El plan de trabajo de Remedios Varo comenzaba con ideas surgidas de sus muchas y variadas lecturas (desde filosofía hasta relatos de ciencia ficción y otros), del cine de su época, de su entorno cotidiano (su departamento destartalado, sede de numerosas fiestas, su mundo doméstico con costuras, revista de modas con patrones, bordados, la cocina, la compañía de sus gatos). Con sus amigas- sobre todo con Leonora- compartía su interés por la magia y el ocultismo; juntas visitaban el Mercado de Sonora buscando ingredientes para sus pócimas, o el Planetario de Tetecala, diseñado por Rodney Collin- Smith.

Remedios Varo fue una extraordinaria representante del surrealismo. Poseedora de una potente imaginación e interesada por la naturaleza de los sueños, construyó un universo propio poblado de criaturas y escenarios que parecen animarse a sí mismos desde su propia irrealidad. A su vez, son frecuentes en sus cuadros las entidades andróginas, representadas en quehaceres de índole protocientífica o mágica, que se definen más allá de un modelo binario.

Como otras mujeres, Varo se acercó a un movimiento retóricamente fundado en una vaga teoría de la igualdad, donde la opción artística para la mujer era reducirse a musa u objeto de deseo. La observación y el análisis de su obra, nos permite revisar su producción desde una lectura innovadora que avanza sobre enunciados fértiles para iniciar una discusión contemporánea sobre el género.

Su método de producción se basaba en la exploración como proceso científico, a partir del motor de la curiosidad, la sed de conocimiento y comprensión del mundo.

En sus cuadernos, Remedios tomaba apuntes a la vez que comenzaba sus primeros dibujos a lápiz sobre papel manteca; hacía después estudios de manos y de pies, de detalles puntuales, y entonces pasaba a realizar el dibujo final preparatorio. Existe una asombrosa continuidad estética y de finalidad entre su pintura y su escritura; en ambas persiste un estilo “transparente, académicamente perfecto para la presentación de un universo siempre inestable y mutante, angustioso e impredecible la mayoría de las veces.
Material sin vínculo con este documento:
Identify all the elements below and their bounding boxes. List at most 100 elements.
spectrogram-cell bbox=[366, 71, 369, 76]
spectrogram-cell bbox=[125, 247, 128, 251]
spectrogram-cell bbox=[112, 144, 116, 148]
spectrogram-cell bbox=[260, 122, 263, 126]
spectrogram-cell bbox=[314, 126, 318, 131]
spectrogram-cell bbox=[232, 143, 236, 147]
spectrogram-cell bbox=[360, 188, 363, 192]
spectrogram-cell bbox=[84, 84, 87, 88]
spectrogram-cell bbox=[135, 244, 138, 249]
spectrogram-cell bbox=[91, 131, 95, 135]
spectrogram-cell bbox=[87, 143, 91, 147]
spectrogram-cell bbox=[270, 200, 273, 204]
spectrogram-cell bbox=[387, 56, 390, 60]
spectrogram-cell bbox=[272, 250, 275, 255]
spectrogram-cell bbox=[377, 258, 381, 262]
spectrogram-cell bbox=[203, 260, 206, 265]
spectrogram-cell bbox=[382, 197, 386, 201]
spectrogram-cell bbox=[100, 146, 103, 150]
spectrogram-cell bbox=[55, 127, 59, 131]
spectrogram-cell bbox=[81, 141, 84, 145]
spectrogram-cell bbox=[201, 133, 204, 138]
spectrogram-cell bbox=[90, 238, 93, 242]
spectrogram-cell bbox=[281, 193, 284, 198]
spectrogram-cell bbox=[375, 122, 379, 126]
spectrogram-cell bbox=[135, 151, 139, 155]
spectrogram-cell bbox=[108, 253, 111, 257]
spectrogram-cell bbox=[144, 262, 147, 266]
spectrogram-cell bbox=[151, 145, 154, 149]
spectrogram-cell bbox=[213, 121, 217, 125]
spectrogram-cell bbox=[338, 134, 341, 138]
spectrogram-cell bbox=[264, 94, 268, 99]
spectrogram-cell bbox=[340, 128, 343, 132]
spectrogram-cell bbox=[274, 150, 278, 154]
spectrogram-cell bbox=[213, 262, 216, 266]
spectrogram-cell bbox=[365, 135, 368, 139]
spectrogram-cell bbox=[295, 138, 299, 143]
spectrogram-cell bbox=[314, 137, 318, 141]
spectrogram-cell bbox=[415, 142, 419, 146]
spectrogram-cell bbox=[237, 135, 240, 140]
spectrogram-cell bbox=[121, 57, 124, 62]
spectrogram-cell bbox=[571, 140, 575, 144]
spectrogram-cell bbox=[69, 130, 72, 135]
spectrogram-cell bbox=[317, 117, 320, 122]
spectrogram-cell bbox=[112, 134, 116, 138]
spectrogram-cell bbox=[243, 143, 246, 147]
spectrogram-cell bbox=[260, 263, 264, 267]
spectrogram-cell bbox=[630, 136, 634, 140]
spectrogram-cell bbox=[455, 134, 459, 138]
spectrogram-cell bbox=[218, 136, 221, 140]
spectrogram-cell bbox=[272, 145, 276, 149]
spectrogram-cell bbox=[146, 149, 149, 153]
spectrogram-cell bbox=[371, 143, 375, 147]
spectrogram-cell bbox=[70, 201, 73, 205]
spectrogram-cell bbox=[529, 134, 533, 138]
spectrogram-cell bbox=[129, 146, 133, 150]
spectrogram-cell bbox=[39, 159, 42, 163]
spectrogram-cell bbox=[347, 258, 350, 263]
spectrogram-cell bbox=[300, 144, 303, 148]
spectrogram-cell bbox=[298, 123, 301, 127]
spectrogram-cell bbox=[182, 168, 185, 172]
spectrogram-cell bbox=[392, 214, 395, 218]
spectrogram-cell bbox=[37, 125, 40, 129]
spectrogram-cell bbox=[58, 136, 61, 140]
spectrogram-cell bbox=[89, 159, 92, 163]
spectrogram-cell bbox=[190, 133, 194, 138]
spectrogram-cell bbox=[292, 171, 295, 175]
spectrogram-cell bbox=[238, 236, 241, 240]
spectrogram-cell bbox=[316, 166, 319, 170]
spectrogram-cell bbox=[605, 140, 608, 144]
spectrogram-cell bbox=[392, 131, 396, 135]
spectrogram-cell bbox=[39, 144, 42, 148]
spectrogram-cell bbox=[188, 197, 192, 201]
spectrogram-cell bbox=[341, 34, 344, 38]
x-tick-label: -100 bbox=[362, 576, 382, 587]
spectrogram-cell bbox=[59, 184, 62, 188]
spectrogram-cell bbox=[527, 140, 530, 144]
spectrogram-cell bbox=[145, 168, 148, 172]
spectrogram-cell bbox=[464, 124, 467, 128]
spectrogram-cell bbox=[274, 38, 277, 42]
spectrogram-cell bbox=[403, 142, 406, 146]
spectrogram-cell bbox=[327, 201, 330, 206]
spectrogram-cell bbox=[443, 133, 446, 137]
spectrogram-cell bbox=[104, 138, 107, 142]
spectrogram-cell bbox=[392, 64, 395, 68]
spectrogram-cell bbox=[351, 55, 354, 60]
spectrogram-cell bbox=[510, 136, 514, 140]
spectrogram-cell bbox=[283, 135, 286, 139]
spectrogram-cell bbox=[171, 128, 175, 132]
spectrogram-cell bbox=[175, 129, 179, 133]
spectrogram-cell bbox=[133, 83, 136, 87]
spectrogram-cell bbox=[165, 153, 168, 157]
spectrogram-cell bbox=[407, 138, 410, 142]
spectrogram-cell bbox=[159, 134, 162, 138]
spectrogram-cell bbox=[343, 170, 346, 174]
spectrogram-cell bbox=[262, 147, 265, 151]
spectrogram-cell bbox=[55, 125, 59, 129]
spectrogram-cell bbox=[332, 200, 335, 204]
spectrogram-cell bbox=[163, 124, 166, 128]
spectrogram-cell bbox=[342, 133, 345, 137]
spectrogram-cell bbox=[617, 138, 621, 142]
Para una mirada integral sobre la obra de Remedios Varo resulta fundamental la posibilidad de valorar no solo la obra acabada y más reconocida, fundamentalmente pictórica, sino también estos dibujos preparatorios que la revelan en su carácter de artista metódica, con ideas sólidas de lo que quería transmitir.

En el mes de febrero ppdo, se cerró en el M.A.L.B.A., una maravillosa muestra sobre su obra, llamada: Remedios Varo, Constelaciones. La misma se realizó junto con el Museo de Arte Moderno de México (MAM). Los trabajos incluidos fueron producidos entre 1938 y 1963. Esta ha sido la primera exhibición de Remedios Varo en Sud América. La muestra reunió más de ciento veinte obras, entre pinturas, dibujos preparatorios y bocetos, además de un nutrido cuerpo de documentos del archivo personal de la artista, recientemente donados a la colección del MAM.

Curadores de la exposición: Victoria Giraudo y Carlos Molina.

María de los Remedios Alicia Rodriga Varo y Uranga nace en Anglés, Gerona, el 16 de diciembre de 1908 y fallece en la ciudad México el 8 de octubre de 1963.